I slipped between the cracked and warped wood of the doors to the church and was hit by the strong smell of rot and mold. I’d forgotten how pungent it was. I made my way down the aisle, the rotten wood pews on either side of me. Soon I was past the transept and the altar and through a rear door into the priest’s chambers. Again I waited five long minutes in silence, counting the beats of my heart and my very own breaths. I was still alone.

I walked over to the rotting wooden wardrobe where the priest had once kept his vestments and then pushed the whole thing to the side. Like last time, it refused to move at first, but once I applied enough force, the grating sound began and in a moment of time it was pushed aside, revealing the hidden door behind. The very same door I had opened and come through from Ostium thirty days ago. At that time, following the instructions I had been given by the Ostium Network, I had closed the door and then moved the wardrobe in front of it. I’d also scuffed the ground so the evidence of my moving the big piece of furniture was not so obvious, should anyone choose to investigate this ruin of a church.

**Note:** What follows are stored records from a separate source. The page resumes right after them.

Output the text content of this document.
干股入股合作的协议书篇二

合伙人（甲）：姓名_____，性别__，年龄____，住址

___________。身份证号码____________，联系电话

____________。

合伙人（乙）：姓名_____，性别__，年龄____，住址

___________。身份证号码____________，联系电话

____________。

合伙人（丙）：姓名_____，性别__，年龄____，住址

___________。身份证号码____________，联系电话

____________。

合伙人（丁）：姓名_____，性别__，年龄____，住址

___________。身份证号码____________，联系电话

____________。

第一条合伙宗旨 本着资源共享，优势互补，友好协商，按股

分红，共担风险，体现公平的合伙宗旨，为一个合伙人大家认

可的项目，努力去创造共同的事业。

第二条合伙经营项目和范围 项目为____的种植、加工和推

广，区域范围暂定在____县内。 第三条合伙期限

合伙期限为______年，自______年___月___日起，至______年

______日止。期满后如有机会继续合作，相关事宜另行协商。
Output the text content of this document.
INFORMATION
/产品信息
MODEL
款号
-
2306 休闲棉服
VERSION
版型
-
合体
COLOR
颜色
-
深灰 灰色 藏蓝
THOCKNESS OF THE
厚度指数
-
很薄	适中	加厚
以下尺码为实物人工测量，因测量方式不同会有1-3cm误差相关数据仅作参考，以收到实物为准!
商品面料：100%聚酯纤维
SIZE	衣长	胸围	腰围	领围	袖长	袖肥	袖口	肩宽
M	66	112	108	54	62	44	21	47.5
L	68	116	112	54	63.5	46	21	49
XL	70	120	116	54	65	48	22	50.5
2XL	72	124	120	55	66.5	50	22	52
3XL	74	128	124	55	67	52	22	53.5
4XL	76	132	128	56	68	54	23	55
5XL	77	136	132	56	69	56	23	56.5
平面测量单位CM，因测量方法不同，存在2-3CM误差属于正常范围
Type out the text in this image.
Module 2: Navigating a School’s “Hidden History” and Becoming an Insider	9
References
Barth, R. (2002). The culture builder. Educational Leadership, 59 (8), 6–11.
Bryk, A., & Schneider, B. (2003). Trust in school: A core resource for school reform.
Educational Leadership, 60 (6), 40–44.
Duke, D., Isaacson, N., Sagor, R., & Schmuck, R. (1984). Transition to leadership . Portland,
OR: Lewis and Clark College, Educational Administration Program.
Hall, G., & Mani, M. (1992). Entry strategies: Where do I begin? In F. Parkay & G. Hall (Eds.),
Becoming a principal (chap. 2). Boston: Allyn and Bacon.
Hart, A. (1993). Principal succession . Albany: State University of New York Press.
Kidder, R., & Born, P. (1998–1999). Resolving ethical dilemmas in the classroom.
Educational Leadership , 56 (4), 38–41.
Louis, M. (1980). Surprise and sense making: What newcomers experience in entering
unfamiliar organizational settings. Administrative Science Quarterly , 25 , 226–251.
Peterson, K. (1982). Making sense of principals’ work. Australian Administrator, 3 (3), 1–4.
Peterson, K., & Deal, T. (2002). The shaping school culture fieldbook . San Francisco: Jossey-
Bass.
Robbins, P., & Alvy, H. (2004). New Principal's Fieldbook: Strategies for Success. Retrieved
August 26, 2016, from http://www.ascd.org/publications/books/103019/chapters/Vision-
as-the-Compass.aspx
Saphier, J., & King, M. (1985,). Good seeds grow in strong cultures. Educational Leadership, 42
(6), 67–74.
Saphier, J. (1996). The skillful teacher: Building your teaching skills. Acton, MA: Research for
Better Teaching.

I tried the handle of the door and pulled. It did not move. I assumed it was just stuck a little. I pulled harder. Still nothing. Then I braced myself and with both hands yanked as hard as I could. This time it did move, opening quickly and swinging wide and then before I knew what was happening, I was throwing myself out of the way as the door fell to the floor, completely detached from the wall. 

After the immense amount of dust had settled, and my ringing ears had recovered, I got

to my feet and looked at the doorway and gasped. Both the door and door frame had completely detached from the wall, but there was no open doorway before me, no dark hole giving me access to Ostium. There was nothing but solid wall and no sign that there had ever been a door or doorway here.